Changing the Bed

By S.E. Chandler

Posted on

My limbs are electric,
reaching, clinging, wanting
wanton for the press of
her foreign flesh.

As much as I had feared
my desire was a raw nerve,
feeling pleasure and pain
indistinguishable.

After,
our limbs twisted together in fraught knots,
exhausted.
Exhausted of the wait,
exhausted of the fight to stay apart,
magnets calling for each other
from opposite poles, finally
collapsed on each other.
Exhausted from the wicked curiosity
of being unknown to each other,
of hiding, not lying, but
not telling the truth.
And we are swiftly boated by sleep
that refuses to abstain any longer.

I startle,
groping for her
finding foreign arms threaded and
breasts pressed against me.
A room tilted in the wrong direction,
a bed giving way beneath me that
feels like anything but home.
“Are you ok?”
I ask, patting her down.
She pulls me under her and
we are tunneled to sleep again.

I startle,
hands fumbling again
finding unknown everywhere.
Light from the bathroom reminds me
I am not home.
“Are you ok?”
I ask again.
“I’m fine. You’re ok,”
she says and tugs me down.

I startle,
my weak arms fueled by fear,
feeling for my bearings.
I don’t hear my pets licking, snoring or
scratching.
I don’t see the red bars of the alarm clock
reminding me it’s fucking late.
I don’t taste her chapstick on my lips,
can’t smell her lotion, hair conditioner,
face cream and deodorant swirling under
my nose.
“Are you ok?”
“I’m ok.”
She’s annoyed now
for the sixth time or eight time I’ve woken her,
my heart seized,
no breath in my chest,
blind, fumbling for anything familiar,
solid ground.
under a rug ripped out.

This is not home.
She is not her.
And I
am not me.

– S.E. Chandler

Author’s Note: This poem came from in-class work and was originally called “Changed Beds.” I was previously married for 18 years, finally parting ways with my ex to start a family.
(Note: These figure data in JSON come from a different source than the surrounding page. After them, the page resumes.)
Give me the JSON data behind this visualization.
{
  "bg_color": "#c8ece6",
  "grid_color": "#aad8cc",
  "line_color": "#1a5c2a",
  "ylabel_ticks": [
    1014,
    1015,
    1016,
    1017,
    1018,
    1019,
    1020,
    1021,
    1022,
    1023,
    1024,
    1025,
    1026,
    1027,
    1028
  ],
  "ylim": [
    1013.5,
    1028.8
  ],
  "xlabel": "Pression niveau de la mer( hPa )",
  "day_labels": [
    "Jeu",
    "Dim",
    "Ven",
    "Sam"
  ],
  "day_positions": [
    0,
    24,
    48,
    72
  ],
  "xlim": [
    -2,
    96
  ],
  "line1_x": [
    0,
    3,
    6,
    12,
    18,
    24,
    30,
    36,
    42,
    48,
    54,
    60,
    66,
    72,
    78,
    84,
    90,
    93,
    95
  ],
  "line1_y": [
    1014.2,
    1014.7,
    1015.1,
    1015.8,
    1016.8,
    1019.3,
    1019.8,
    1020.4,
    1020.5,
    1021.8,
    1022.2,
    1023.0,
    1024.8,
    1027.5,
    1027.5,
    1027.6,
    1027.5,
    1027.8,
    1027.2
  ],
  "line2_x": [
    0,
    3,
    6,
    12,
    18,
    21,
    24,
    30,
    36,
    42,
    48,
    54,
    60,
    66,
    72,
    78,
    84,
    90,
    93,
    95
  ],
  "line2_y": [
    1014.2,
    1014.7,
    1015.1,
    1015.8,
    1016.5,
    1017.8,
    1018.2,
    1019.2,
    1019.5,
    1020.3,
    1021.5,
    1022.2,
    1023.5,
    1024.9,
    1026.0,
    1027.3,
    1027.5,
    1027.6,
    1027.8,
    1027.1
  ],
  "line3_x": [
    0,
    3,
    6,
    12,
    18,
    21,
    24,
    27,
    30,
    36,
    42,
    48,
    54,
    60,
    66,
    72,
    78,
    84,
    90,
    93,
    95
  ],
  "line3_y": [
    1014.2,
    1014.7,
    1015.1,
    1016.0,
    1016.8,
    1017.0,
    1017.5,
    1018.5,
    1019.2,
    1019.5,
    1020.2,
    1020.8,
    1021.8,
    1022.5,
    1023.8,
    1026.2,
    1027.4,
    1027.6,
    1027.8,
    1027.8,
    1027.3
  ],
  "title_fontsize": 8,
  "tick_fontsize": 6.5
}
This poem captures the thrill and panic of my first night in a foreign bed with a new lover. Recalling the repeated times I jerked awake trying to make sense of my situation, I realized that it wasn’t just the place and person that had changed from the past half of my life. I had also become someone else in abandoning my marriage to fully evolve into the person, potential mom, and spouse I wanted to be.